My thirteen year old is starting to get a handle on her online classes. When we started the year, I expected that both the course material, and the reality of signing in every day and keeping up with the class and the teacher, would be an uphill climb. As I said to her when we were both anxious and stressed on the first day of class, “what I am doing is flinging you into the deep end of an Olympic sized pool. It’s going to be awful. You’re going to feel like you’re drowning. You’re going to splutter and struggle and panic. But, because you do know how to swim, it’s going to be ok.” Or words to that effect, in many variations.
And, what I expected indeed came to pass. She was horrified by the amount of work. Heh heh heh. She was shocked to find that when she didn’t study, she couldn’t pass. None of it, or not very much of it, could be blamed on me. I was as helpful as possible, but in the end, she had to do the work and had to learn the material.
Part of the learning curve has been figuring out when she can study without interruption. She’s tried the evenings. She’s tried the afternoons. Finally she discovered that if she gets up at 6am and goes by herself into the dining room, she can do all her work before anyone else, save her father, is even up. No longer does she have to make decisions about whether to study or whether to play, she has already studied.
“It’s perfect” she keeps saying. Which is great, because her expectations of happiness are so significantly lowered, and her understanding of the kind of work that’s required for success has so increased, that she thinks that waking up really early and doing math is “perfect”. In some sense, I have arrived. I’ve done all I can do as a mother and I’m popping open the champagne. If I’ve prayed for anything….well, this is one of the things that I’ve prayed for.

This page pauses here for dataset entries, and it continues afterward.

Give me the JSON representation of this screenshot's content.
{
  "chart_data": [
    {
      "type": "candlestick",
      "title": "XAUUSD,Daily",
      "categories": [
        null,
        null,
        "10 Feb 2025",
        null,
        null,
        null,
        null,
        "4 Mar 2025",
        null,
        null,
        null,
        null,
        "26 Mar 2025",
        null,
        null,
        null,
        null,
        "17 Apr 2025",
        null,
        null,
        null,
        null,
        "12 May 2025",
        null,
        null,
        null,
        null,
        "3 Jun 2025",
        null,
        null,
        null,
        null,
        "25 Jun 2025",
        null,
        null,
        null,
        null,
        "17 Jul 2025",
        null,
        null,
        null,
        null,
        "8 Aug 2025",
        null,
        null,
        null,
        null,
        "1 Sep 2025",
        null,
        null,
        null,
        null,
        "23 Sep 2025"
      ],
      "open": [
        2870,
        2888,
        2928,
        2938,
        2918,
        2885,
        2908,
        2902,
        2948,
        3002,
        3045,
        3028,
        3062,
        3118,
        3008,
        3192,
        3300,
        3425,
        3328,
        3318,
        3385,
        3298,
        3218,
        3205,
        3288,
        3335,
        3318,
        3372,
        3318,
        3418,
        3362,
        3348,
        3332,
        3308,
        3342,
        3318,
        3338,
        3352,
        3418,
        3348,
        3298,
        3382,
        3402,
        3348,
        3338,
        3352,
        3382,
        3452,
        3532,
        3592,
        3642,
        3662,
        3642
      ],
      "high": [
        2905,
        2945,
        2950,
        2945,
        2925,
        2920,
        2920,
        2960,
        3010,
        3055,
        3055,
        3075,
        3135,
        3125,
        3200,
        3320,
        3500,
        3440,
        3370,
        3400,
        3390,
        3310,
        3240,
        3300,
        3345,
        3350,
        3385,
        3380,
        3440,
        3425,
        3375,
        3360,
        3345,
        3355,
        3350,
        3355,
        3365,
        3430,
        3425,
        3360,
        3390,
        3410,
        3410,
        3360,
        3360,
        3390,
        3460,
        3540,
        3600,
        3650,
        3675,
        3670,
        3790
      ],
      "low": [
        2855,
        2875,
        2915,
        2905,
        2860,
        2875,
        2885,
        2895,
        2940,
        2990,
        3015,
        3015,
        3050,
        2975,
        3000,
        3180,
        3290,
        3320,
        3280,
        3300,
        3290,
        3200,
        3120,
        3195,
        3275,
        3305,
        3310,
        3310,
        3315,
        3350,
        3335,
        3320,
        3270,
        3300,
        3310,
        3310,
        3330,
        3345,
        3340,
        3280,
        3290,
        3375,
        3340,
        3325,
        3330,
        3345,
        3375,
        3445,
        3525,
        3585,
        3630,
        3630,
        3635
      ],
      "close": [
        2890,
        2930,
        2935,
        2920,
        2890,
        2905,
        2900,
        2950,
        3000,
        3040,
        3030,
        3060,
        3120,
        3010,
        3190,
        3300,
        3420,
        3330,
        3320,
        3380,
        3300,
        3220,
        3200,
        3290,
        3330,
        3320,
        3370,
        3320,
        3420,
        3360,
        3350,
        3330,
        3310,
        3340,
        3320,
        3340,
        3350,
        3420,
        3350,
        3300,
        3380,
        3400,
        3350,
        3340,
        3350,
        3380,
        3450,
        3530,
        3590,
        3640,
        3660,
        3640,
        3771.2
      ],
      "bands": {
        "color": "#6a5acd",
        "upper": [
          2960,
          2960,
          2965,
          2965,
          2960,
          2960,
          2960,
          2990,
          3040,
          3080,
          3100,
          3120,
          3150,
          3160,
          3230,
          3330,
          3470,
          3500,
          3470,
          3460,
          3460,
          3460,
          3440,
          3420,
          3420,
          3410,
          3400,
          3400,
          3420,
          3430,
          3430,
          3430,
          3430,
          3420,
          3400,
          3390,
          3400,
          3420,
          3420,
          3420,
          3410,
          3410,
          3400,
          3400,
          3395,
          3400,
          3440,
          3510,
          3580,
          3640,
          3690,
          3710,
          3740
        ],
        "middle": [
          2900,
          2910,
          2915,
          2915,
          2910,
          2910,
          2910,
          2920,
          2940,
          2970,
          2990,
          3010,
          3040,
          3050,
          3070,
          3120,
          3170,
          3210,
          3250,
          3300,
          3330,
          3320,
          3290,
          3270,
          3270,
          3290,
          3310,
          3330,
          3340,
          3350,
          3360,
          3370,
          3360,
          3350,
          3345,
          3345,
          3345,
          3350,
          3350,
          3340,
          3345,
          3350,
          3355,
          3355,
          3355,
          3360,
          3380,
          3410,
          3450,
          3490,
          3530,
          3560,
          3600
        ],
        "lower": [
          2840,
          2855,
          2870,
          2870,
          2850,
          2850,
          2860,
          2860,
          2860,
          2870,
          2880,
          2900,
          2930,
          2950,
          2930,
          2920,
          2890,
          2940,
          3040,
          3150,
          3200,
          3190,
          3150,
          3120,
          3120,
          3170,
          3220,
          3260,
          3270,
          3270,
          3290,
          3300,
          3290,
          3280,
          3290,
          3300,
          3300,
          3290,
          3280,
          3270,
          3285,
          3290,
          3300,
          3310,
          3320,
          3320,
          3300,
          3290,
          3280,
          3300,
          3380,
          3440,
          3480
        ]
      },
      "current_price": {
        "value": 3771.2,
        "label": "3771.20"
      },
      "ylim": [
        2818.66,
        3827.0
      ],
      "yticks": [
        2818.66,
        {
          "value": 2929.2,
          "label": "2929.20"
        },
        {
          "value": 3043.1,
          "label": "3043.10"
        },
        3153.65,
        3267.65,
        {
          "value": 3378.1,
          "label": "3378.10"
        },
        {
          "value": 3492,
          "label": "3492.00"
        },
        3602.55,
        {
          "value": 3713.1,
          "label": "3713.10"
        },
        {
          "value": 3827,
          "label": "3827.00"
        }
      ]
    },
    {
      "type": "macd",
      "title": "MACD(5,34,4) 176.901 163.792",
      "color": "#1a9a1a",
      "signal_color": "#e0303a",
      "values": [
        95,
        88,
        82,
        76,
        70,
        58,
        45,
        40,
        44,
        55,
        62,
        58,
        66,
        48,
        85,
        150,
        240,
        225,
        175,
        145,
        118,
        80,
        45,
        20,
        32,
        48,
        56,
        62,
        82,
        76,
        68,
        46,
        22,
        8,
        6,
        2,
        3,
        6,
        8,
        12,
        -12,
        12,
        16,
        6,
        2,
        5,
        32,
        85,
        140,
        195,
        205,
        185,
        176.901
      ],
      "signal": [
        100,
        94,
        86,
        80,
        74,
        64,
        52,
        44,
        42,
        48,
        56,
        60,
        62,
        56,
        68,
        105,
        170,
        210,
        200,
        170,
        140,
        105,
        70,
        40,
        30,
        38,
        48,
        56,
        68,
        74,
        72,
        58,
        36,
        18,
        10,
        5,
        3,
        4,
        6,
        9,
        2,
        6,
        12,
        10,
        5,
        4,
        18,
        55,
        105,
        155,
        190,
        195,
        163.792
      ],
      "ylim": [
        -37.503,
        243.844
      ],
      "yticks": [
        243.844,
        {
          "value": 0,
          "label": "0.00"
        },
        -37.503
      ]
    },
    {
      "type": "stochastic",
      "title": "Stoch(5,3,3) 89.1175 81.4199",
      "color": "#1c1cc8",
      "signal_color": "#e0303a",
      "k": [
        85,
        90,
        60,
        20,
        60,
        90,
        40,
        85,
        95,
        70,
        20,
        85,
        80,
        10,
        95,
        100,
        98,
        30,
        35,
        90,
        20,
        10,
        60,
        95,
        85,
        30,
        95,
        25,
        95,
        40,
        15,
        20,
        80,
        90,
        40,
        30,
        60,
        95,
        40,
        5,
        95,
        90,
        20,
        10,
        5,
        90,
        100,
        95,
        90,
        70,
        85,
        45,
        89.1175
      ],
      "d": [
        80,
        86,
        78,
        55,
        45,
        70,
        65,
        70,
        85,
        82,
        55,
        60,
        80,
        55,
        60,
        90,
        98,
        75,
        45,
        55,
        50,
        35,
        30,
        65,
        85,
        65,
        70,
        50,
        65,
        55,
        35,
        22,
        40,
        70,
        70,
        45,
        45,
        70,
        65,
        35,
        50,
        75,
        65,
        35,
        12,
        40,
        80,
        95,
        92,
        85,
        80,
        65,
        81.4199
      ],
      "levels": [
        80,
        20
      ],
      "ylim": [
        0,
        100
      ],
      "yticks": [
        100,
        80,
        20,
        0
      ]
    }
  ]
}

Like so many, including myself, she is bewitched by the idea that if she could just arrive at the perfect arrangement of her time, all her troubles would go away. If I can just cram this task into this slot, then all the other tasks will miraculously fall into order and perfection. The liberal thinks that Utopia can be reached through the narrowing and managing of ideas (and how ironic is that), whereas I always believe (wrongly) that if I just develop the perfect schedule, and acquire the perfect handbag (but that’s another subject for another day), I will have attained to some better, happier plane.
The reason I’m circling around this is because the NYT has discovered, yet again, that the modern family is stressed. This is as novel and surprising as the Swedes discovering that if you put one foot in front of the other more swiftly, you’ll get where you are going faster. ‘What are we gonna do?’ all the researchers and social scientists are wailing. With men and women both working there’s not enough time, there’s not enough of anything. The baby needs more time, and the work needs more time, and the individual person needs more time. Let’s have paid leave for both partners when the baby comes. And better, more free, after school care. Also, let’s have the men recognize that they’re not pulling their weight with the housework. Here’s a terrible problem, let’s rearrange the time and the money and that will fix it and then we’ll all be happy.
But see, as I try to tell myself every day, it’s not the time and the money. Even when I eliminate all the stress from my life and have the perfect schedule, I’m still not happy because I’m the problem. Me, I’m the one that makes utopia impossible. And you. Not just me. Each individual is the problem. Systems can alleviate some stress and produce a temporary happiness and relief, but they are as a fleeting shadow. As soon as Elphine has to face a new class schedule, the perfect dream that she has now will be shattered. And the only reason she thinks it’s a perfect dream is because it’s better than what she had before. If you’re in rotten pain and stress and then one of the pains goes away, you believe yourself to be thrillingly happy.
The only way that the modern family can be relieved of its stress, I think, is for the modern family to hideously and tragically lower its expectations. You can’t have both people work full time and keep house and enjoy your baby. You’re not God. You’re not omnipresent. You can juggle it, you can make it work, but you can’t live a stress free happy life. I understand that nobody wants to do this, and that it’s not understood to be the American way, but without the concept of personal sacrifice, without lowering of the expectations of what everyone thinks should be happening to them, happiness isn’t going to overflow and transform the American family and landscape. Difficult choices have to be made. Do you want more money? More time with baby? More time for yourself?
Interestingly, in the NYT article, white college educated people registered the most stress. Other ethnicities are poorer, and are working hard, but the great burden of stress is being born by the white middle class. But isn’t it us, in the white, bourgeois, college educated, American insanity who have been come to believe that we can have it all? That the baby and the job and the ego of the man will not conflict? That it is only an arrangement of time and money that is the problem? You can’t tell me that an African American single mother is not stressed, but, unhappily, her expectations are generally so low, she is happy if she gets to put her feet up in the evening for a few minutes. The system doesn’t particularly help her, but she’s not expecting it to. Whereas the woman with her masters degree and her husband and baby in tow is exhausted both by the work, and by the insanity of trying to juggle all the components.
As the world becomes poorer, narrower, and more violent I think happiness is actually on the horizon. As the money and opportunity dry up, so will all the expectations of happiness, at which point, Joy might begin to creep in.